Hello again! it's been a long time since I worked on this story and I stupidly ended up forgetting where I was going with it. So I've done some editing and we're back on track! Let me know what you think, hope you enjoy! Happy reading xox
The old book still lies in the box, inside the third step of the hidden staircase in the Beckett manor. The book has no material value, and to the naked eye is nothing short of ugly. It is bound in worn, faded leather. The title has long since crumbled under the clumsy fingers of my younger self. But its contents remain. There in the book is a story. My story. My name is Christine Daae and this is the story of the infamous Phantom of the Opera…
The three little ones gasped in awe.
"Aunt Stephanie, what's a Phantom?" a soft voice murmured. Aunt Stephanie lowered the old book, tipped her glasses slightly further down her freckled nose, and peered at the child. Madeleine, the eldest sibling, stared curiously up at her Aunt, with her head cocked to one side and her lip between her teeth.
"Ah, young Madeleine, a Phantom is a ghost." She smiled wryly, pushed her glasses back up onto her face and opened her mouth to resume reading.
"Ghost?!" cried Gabrielle, (the middle child) her small mouth dropping open. She scrunched up her face in disgust, "how awful!" Little Josephine, the youngest, shook gently on her position on the faded rug and began to cry, wrapping pale, twig-thin arms around her trembling knees.
"No ghost, no ghost, no ghost." She mumbled, sticking a stumpy little thumb into her mouth. Gabrielle scrunched her nose further and shook her head. Madeleine, ignoring her sisters, got to her feet.
"A ghost?!" You mean…our great grandmother actually met a really real ghost?" Stephanie laughed warmly, placed the open book across her knees and leant back in her chair; her pale hands clasped in her lap.
"Hush now, Josephine" She whispered to the crying child, "you mustn't fear the Phantom. He was never really a ghost, for he was never actually dead. And besides," Aunt Stephanie leaned closer to her niece with a warm smile and softly added; "a ghost could not, and would harm a child so sweet and beautiful as you anyway." She winked as Josephine unfurled her knees and smiled; wiping her damp nose with her wrist. "As for you, Gabrielle," The aunt then turned to her stubbornly cross niece, "you must never judge a creature, whether man or ghost. There is always more than meets the eye." Gabrielle snorted; tossing golden locks over one shoulder.
"How can you possibly be a ghost if you're not dead? You are silly Aunt Stephanie…" Gabrielle took Josephine's hand and led her to the nursery door. "Come along now Josephine, we don't believe in ghosts anyway, do we? How about we read you a nice fairy story? You'd like that better wouldn't you…" Madeleine watched them go before lifting the book and scrabbling up onto her aunt's lap. The fire beside them danced a little lower and she sat there a moment before speaking.
"Aunt? I believe in ghosts, but I don't understand how you could be a ghost but not a ghost all at once. Ghosts are dead, aren't they?" She looked into the tired eyes of her aunt and waited. Stephanie paused for a moment, glancing down at her wondering niece. "Madeleine, the Phantom of the Opera was a mystery to all who knew him, not the least of which my grandmother, Christine. She met him when she was very young. You know the story don't you?" Madeleine looked thoughtful.

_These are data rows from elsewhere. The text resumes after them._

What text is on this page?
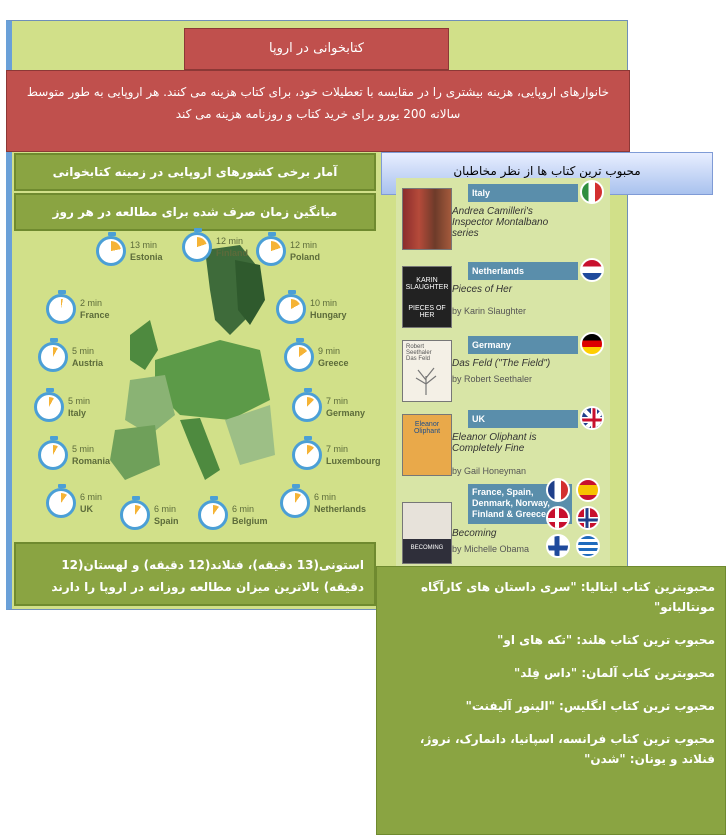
کتابخوانی در اروپا
خانوارهای اروپایی، هزینه بیشتری را در مقایسه با تعطیلات خود، برای کتاب هزینه می کنند. هر اروپایی به طور متوسط سالانه 200 یورو برای خرید کتاب و روزنامه هزینه می کند
آمار برخی کشورهای اروپایی در زمینه کتابخوانی
میانگین زمان صرف شده برای مطالعه در هر روز
محبوب ترین کتاب ها از نظر مخاطبان
13 min
Estonia
12 min
Finland
12 min
Poland
2 min
France
10 min
Hungary
5 min
Austria
9 min
Greece
5 min
Italy
7 min
Germany
5 min
Romania
7 min
Luxembourg
6 min
UK
6 min
Netherlands
6 min
Spain
6 min
Belgium
Italy
Andrea Camilleri's Inspector Montalbano series
KARIN SLAUGHTER
PIECES OF HER
Netherlands
Pieces of Her
by Karin Slaughter
Robert Seethaler
Das Feld
Germany
Das Feld ("The Field")
by Robert Seethaler
Eleanor Oliphant
UK
Eleanor Oliphant is Completely Fine
by Gail Honeyman
BECOMING
France, Spain, Denmark, Norway, Finland & Greece
Becoming
by Michelle Obama
استونی(13 دقیقه)، فنلاند(12 دقیقه) و لهستان(12 دقیقه) بالاترین میزان مطالعه روزانه در اروپا را دارند	محبوبترین کتاب ایتالیا: "سری داستان های کارآگاه مونتالبانو"

محبوب ترین کتاب هلند: "تکه های او"

محبوبترین کتاب آلمان: "داس فِلد"

محبوب ترین کتاب انگلیس: "الینور آلیفنت"

محبوب ترین کتاب فرانسه، اسپانیا، دانمارک، نروژ، فنلاند و یونان: "شدن"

"Great grandmother had two lovers. She chose our great grandfather Raoul. Isn't that it aunty?" Stephanie nodded slowly.
"Yes Madeleine, that's right. But what you don't know is that Erik never stopped loving Christine. The man was a genius. Mad, but a genius. But by the end, after the torment of his life, the destruction of the theatre and the rejection of Christine, he could not help but die. Not in body, but in heart." Stephanie smiled sadly at Madeleine. "That is why he is a Phantom."
"Erik?! Erik was the Phantom of the Opera?" Madeleine whispered.
"Yes, Erik," smiled Aunt Stephanie gently.
"Erik," repeated Madeleine. "What happened to him?" She looked down at the book in her hands.
"Once Christine chose Raoul, she never saw the Phantom again." Madeleine looked thoughtfully into the fire before climbing from her aunt's lap and staring blankly into the flames.
"Aunt Stephanie will you play the music again?" She turned to face her with a curious expression on her face. Stephanie smiled, pulled a page of sheet music from within the book, and took it to a grand piano. The piano lay bathed in moonlight beneath a large window. It was old and the black varnish was beginning to peel. Stephanie placed the sheet music onto the piano and sat on the bench, stretching her elegant fingers across the keys. This was a familiar piece to them both by now and as she played, Stephanie could feel, stronger than ever before, the child's eyes dancing across her back.